Main Work Departmental seminar

June 23, 2002
Department of Biomedical Engineering, Technion - IIT

Effects of eye movements and linear and nonlinear response properties in striate cortex (V1) of alert monkeys

Igor Kagan

Advisors: Prof. Moshe Gur, Prof. D. Max Snodderly

Abstract The striate, or primary visual cortex (V1) in primates is the first cortical area where functional processing of visual information begins. The study of visual functions in alert animals is beneficial because experimental conditions are very close to "natural vision", but are complicated by eye movements. We recorded eye movements and extracellular responses from single cells and clusters of cells in V1 of alert macaques performing a fixation task, while presenting an extensive array of visual stimuli. We sought to correlate visual stimulation (input), modified by eye movements, with the resulting neuronal activity (output). We found that fixational eye movements strongly affect the firing of all V1 neurons. However, these effects can be consistently predicted from receptive field (RF) properties of a particular cell combined with the information about stimulus spatiotemporal transformations imposed by the eye movements. To achieve the precision required for detailed characterization of RFs, the effects of eye movements were minimized in the real-time using a feedback compensation for shifts in eye position ("image stabilization"), and also off-line during data processing. We found that most cells in alert monkey V1 have overlapping increment (responsive to bright) and decrement (responsive to dark) activating regions (ARs) and nonlinear response properties (complex cells), while the minority have nonoverlapping ARs and [quasi]linear response properties (simple cells).
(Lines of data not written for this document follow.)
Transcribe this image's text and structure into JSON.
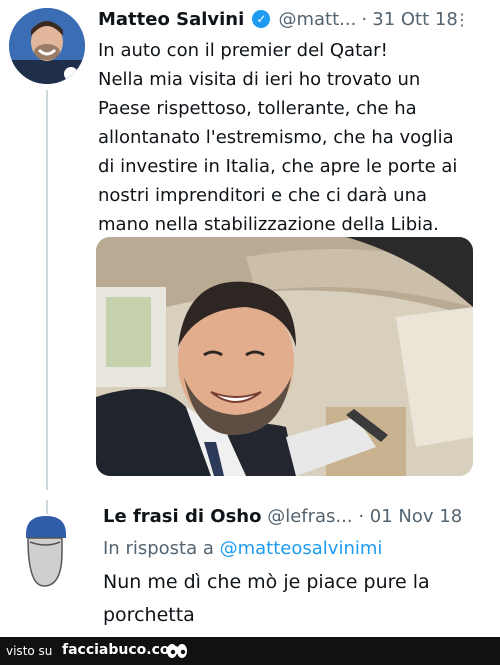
{
  "tweet": {
    "author_name": "Matteo Salvini",
    "handle": "@matt...",
    "separator": "·",
    "date": "31 Ott 18",
    "text": "In auto con il premier del Qatar!\nNella mia visita di ieri ho trovato un\nPaese rispettoso, tollerante, che ha\nallontanato l'estremismo, che ha voglia\ndi investire in Italia, che apre le porte ai\nnostri imprenditori e che ci darà una\nmano nella stabilizzazione della Libia."
  },
  "reply": {
    "author_name": "Le frasi di Osho",
    "handle": "@lefras...",
    "separator": "·",
    "date": "01 Nov 18",
    "in_reply_prefix": "In risposta a",
    "in_reply_mention": "@matteosalvinimi",
    "text": "Nun me dì che mò je piace pure la\nporchetta"
  },
  "footer": {
    "visto_su": "visto su",
    "site": "facciabuco.com"
  },
  "colors": {
    "verified": "#1d9bf0",
    "mention": "#1d9bf0",
    "secondary_text": "#536471",
    "footer_bg": "#111111"
  }
}
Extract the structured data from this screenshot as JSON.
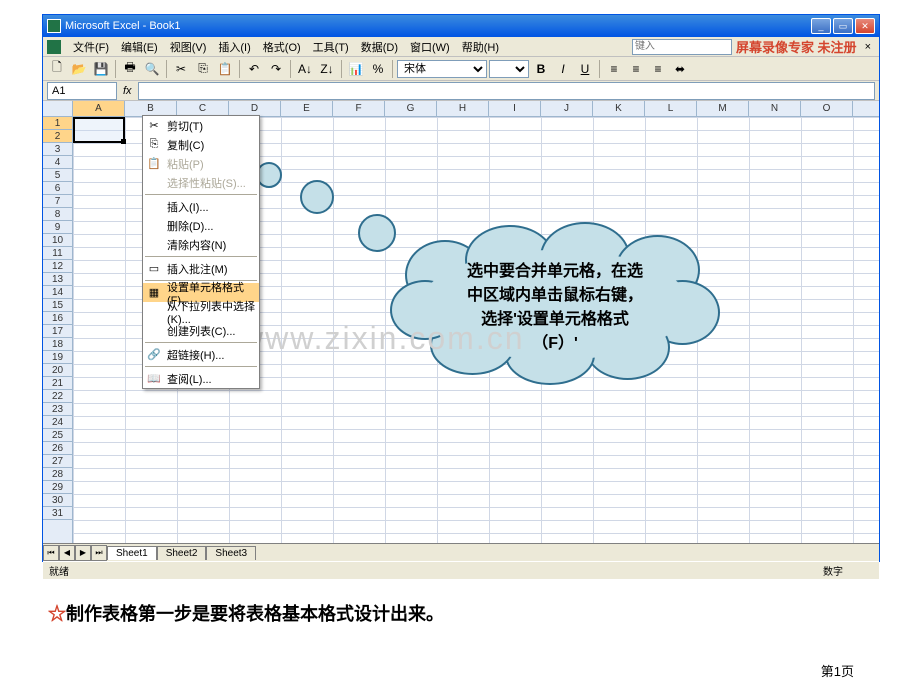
{
  "titlebar": {
    "title": "Microsoft Excel - Book1"
  },
  "menubar": {
    "items": [
      "文件(F)",
      "编辑(E)",
      "视图(V)",
      "插入(I)",
      "格式(O)",
      "工具(T)",
      "数据(D)",
      "窗口(W)",
      "帮助(H)"
    ],
    "help_placeholder": "键入",
    "watermark_text": "屏幕录像专家 未注册",
    "doc_close": "×"
  },
  "toolbar": {
    "font_name": "宋体",
    "font_size": "",
    "bold": "B",
    "italic": "I",
    "underline": "U"
  },
  "namebox": {
    "cell_ref": "A1",
    "fx": "fx"
  },
  "columns": [
    "A",
    "B",
    "C",
    "D",
    "E",
    "F",
    "G",
    "H",
    "I",
    "J",
    "K",
    "L",
    "M",
    "N",
    "O"
  ],
  "rows": [
    "1",
    "2",
    "3",
    "4",
    "5",
    "6",
    "7",
    "8",
    "9",
    "10",
    "11",
    "12",
    "13",
    "14",
    "15",
    "16",
    "17",
    "18",
    "19",
    "20",
    "21",
    "22",
    "23",
    "24",
    "25",
    "26",
    "27",
    "28",
    "29",
    "30",
    "31"
  ],
  "context_menu": {
    "items": [
      {
        "label": "剪切(T)",
        "icon": "✂"
      },
      {
        "label": "复制(C)",
        "icon": "⎘"
      },
      {
        "label": "粘贴(P)",
        "icon": "📋",
        "disabled": true
      },
      {
        "label": "选择性粘贴(S)...",
        "disabled": true
      },
      {
        "sep": true
      },
      {
        "label": "插入(I)..."
      },
      {
        "label": "删除(D)..."
      },
      {
        "label": "清除内容(N)"
      },
      {
        "sep": true
      },
      {
        "label": "插入批注(M)",
        "icon": "▭"
      },
      {
        "sep": true
      },
      {
        "label": "设置单元格格式(F)...",
        "icon": "▦",
        "highlighted": true
      },
      {
        "label": "从下拉列表中选择(K)..."
      },
      {
        "label": "创建列表(C)..."
      },
      {
        "sep": true
      },
      {
        "label": "超链接(H)...",
        "icon": "🔗"
      },
      {
        "sep": true
      },
      {
        "label": "查阅(L)...",
        "icon": "📖"
      }
    ]
  },
  "sheets": {
    "tabs": [
      "Sheet1",
      "Sheet2",
      "Sheet3"
    ],
    "nav": [
      "⏮",
      "◀",
      "▶",
      "⏭"
    ]
  },
  "status": {
    "left": "就绪",
    "right": "数字"
  },
  "cloud": {
    "line1": "选中要合并单元格，在选",
    "line2": "中区域内单击鼠标右键，",
    "line3": "选择'设置单元格格式",
    "line4": "（F）'"
  },
  "watermark": "www.zixin.com.cn",
  "caption": {
    "star": "☆",
    "text": "制作表格第一步是要将表格基本格式设计出来。"
  },
  "pagenum": "第1页"
}
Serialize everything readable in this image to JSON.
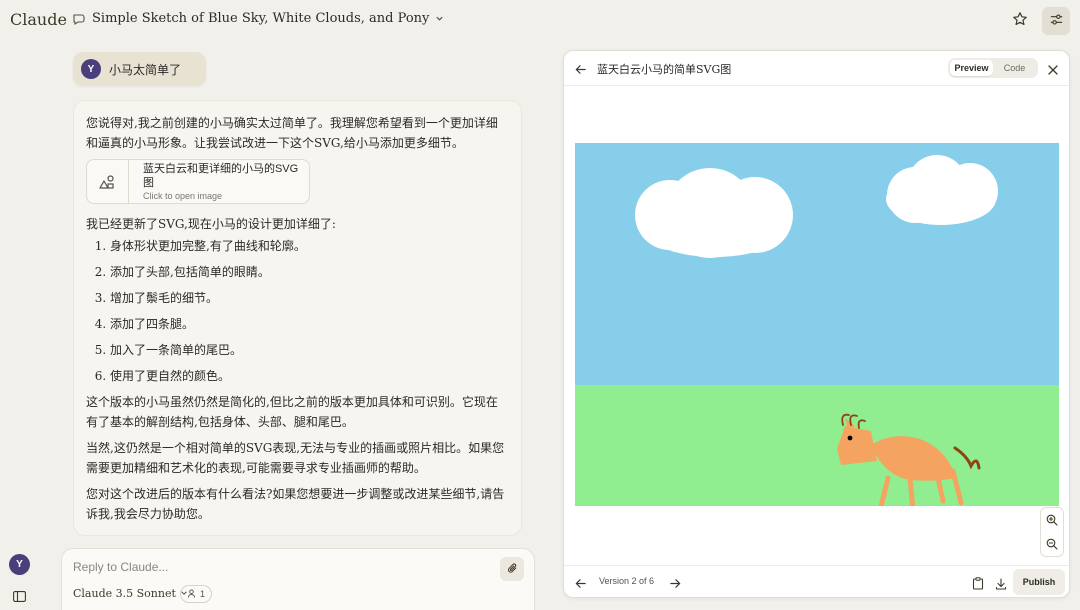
{
  "app": {
    "logo": "Claude"
  },
  "header": {
    "chat_title": "Simple Sketch of Blue Sky, White Clouds, and Pony"
  },
  "user": {
    "initial": "Y",
    "message": "小马太简单了"
  },
  "assistant": {
    "intro": "您说得对,我之前创建的小马确实太过简单了。我理解您希望看到一个更加详细和逼真的小马形象。让我尝试改进一下这个SVG,给小马添加更多细节。",
    "artifact_card": {
      "title": "蓝天白云和更详细的小马的SVG图",
      "subtitle": "Click to open image"
    },
    "updated": "我已经更新了SVG,现在小马的设计更加详细了:",
    "list": [
      "身体形状更加完整,有了曲线和轮廓。",
      "添加了头部,包括简单的眼睛。",
      "增加了鬃毛的细节。",
      "添加了四条腿。",
      "加入了一条简单的尾巴。",
      "使用了更自然的颜色。"
    ],
    "p2": "这个版本的小马虽然仍然是简化的,但比之前的版本更加具体和可识别。它现在有了基本的解剖结构,包括身体、头部、腿和尾巴。",
    "p3": "当然,这仍然是一个相对简单的SVG表现,无法与专业的插画或照片相比。如果您需要更加精细和艺术化的表现,可能需要寻求专业插画师的帮助。",
    "p4": "您对这个改进后的版本有什么看法?如果您想要进一步调整或改进某些细节,请告诉我,我会尽力协助您。"
  },
  "reply": {
    "placeholder": "Reply to Claude...",
    "model": "Claude 3.5 Sonnet",
    "style_count": "1"
  },
  "panel": {
    "title": "蓝天白云小马的简单SVG图",
    "tabs": [
      "Preview",
      "Code"
    ],
    "active_tab": "Preview",
    "version": "Version 2 of 6",
    "publish": "Publish"
  },
  "colors": {
    "sky": "#87ceeb",
    "grass": "#90ee90",
    "pony": "#f4a460",
    "mane": "#8b4513",
    "avatar": "#4a3f7a"
  },
  "icons": [
    "chat-icon",
    "chevron-down-icon",
    "star-icon",
    "sliders-icon",
    "sidebar-icon",
    "image-icon",
    "paperclip-icon",
    "arrow-left-icon",
    "close-icon",
    "zoom-in-icon",
    "zoom-out-icon",
    "arrow-right-icon",
    "copy-icon",
    "download-icon"
  ]
}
However, the behavior of our complex cells differ from the type of nonlinearity usually ascribed to complex cells in anaesthetized monkeys and cats, and can not be predicted from RFs' spatial maps. For example, the responses of complex cells to drifting sinusoidal luminance gratings exhibited diversity ranging from unmodulated firing (F0 harmonic) to frequency doubling (F2) to pseudolinear (F1) to "subF1" modulation, depending on stimulus parameters. Since existing models of cortical cells do not account for the behavior of complex cells, our results suggest an alternative complex cell model based on interactions between increment and decrement ARs and their surrounds, representing the basic functional unit of primate V1.